SessionKeyAgentBase is an abstract class designed to facilitate session-based key management for blockchain applications, particularly for smart contract developers. This class allows for the dynamic derivation of non-encrypted private key credentials for a session, which can be used for signing operations without repeated user authorization. This makes it ideal for applications requiring a high frequency of operations within a session, such as those involving smart contracts.

Key Concepts

  • Session Keys: Temporary private keys that are derived for the duration of a session without being encrypted. These keys are used to sign transactions or messages directly, reducing the need for constant user interaction.
  • Smart Contract Constraints: Developers can specify constraints around the session key’s operations, typically by defining what actions the key can perform within the smart contract’s methods.

Features

  • Dynamically generates session-specific private keys for transaction signing.
  • Eliminates the need for the end user to sign every transaction, enhancing user experience and application efficiency.
  • Supports experimental features such as signing a Merkle root of session parameters to establish session constraints.

Experimental Features

Session keys are experimental and introduce new capabilities, such as:

export interface OffchainSessionAllowedMethods {
  contractAddress: string;
  method: string;
}


export type RequestOffchainSession = {
  data: {
    sessionKey: string;
    expirationTime: string;
    allowedMethods: OffchainSessionAllowedMethods[];
    sessionMerkleRoot: MinaSignablePayload;
  };
};

Usage

An application, for example, a zkApp, might use SessionKeyAgentBase to derive a new random private key credential for a session. It can also handle an experimental web-provider listener that receives requests to sign the Merkle root of the session’s parameters.

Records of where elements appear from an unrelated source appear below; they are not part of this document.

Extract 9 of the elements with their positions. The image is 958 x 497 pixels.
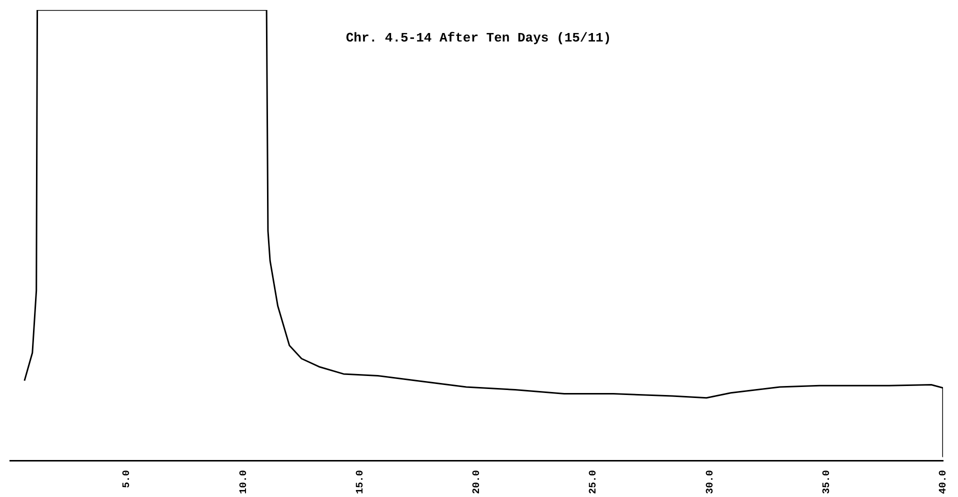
x-tick-label: 15.0 [355,470,366,494]
x-tick-label: 30.0 [705,470,716,494]
text: Chr. 4.5-14 After Ten Days (15/11) [346,30,612,46]
x-tick-label: 5.0 [122,470,134,488]
x-tick-label: 35.0 [822,470,833,494]
x-tick-label: 10.0 [238,470,250,494]
x-tick-label: 40.0 [938,470,950,494]
x-tick-label: 25.0 [588,470,600,494]
x-tick-label: 20.0 [472,470,484,494]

Here’s how an application can use SessionKeyAgentBase:

class SessionKeyAgentBaseInstance extends SessionKeyAgentBase {}
const networkType = "testnet";
const instance = new SessionKeyAgentBaseInstance();


const args: MinaDerivationArgs = {
  network: Network.Mina,
  accountIndex: Math.floor(Math.random() * 10),
  addressIndex: Math.floor(Math.random() * 10),
};


const sessionCredential = await instance.deriveCredentials(args);
const sessionParams = {
  sessionKey: "B62..flsw",
  expirationTime: "14950204",
  allowedMethods: [
    {
      contractAddress: "B62..dow",
      method: "MoveChessPieces",
    },
  ],
};
const requestedSessionParams = {
  data: sessionParams,
  sessionMerkleRoot: toMerkleTree(sessionParams).getRoot(),
};


// Request wallet to sign the root
const accounts = await window.mina.request({ method: "mina_enable" });
const signedRoot = await window.mina.request({
  method: "experimental_requestSession",
  params: requestedSessionParams,
});


// Commit signedRoot to contract
const tx = await Mina.transaction(accounts[0], async () => {
  await chessZkApp.commitSession(signedRoot, accounts[0]);
});


// Sign many transactions
for (const move of chessGameMoves) {
  const chessMovetx = await Mina.transaction(accounts[0], async () => {
    await chessZkApp.chessMove(move);
  });
  const signedTx = await instance.sign(sessionCredential, chessMovetx, {
    network: Network.Mina,
    networkType: "testnet",
    operation: "mina_signTransaction",
  });
  await submitTxProvider(signedTx);
}

Note

Smart contract engineers are advised to encapsulate the complexity of constraining the session key’s operations within their contract methods. The constraints can be expressed to end-users when asking them to sign the merkle root of permissions.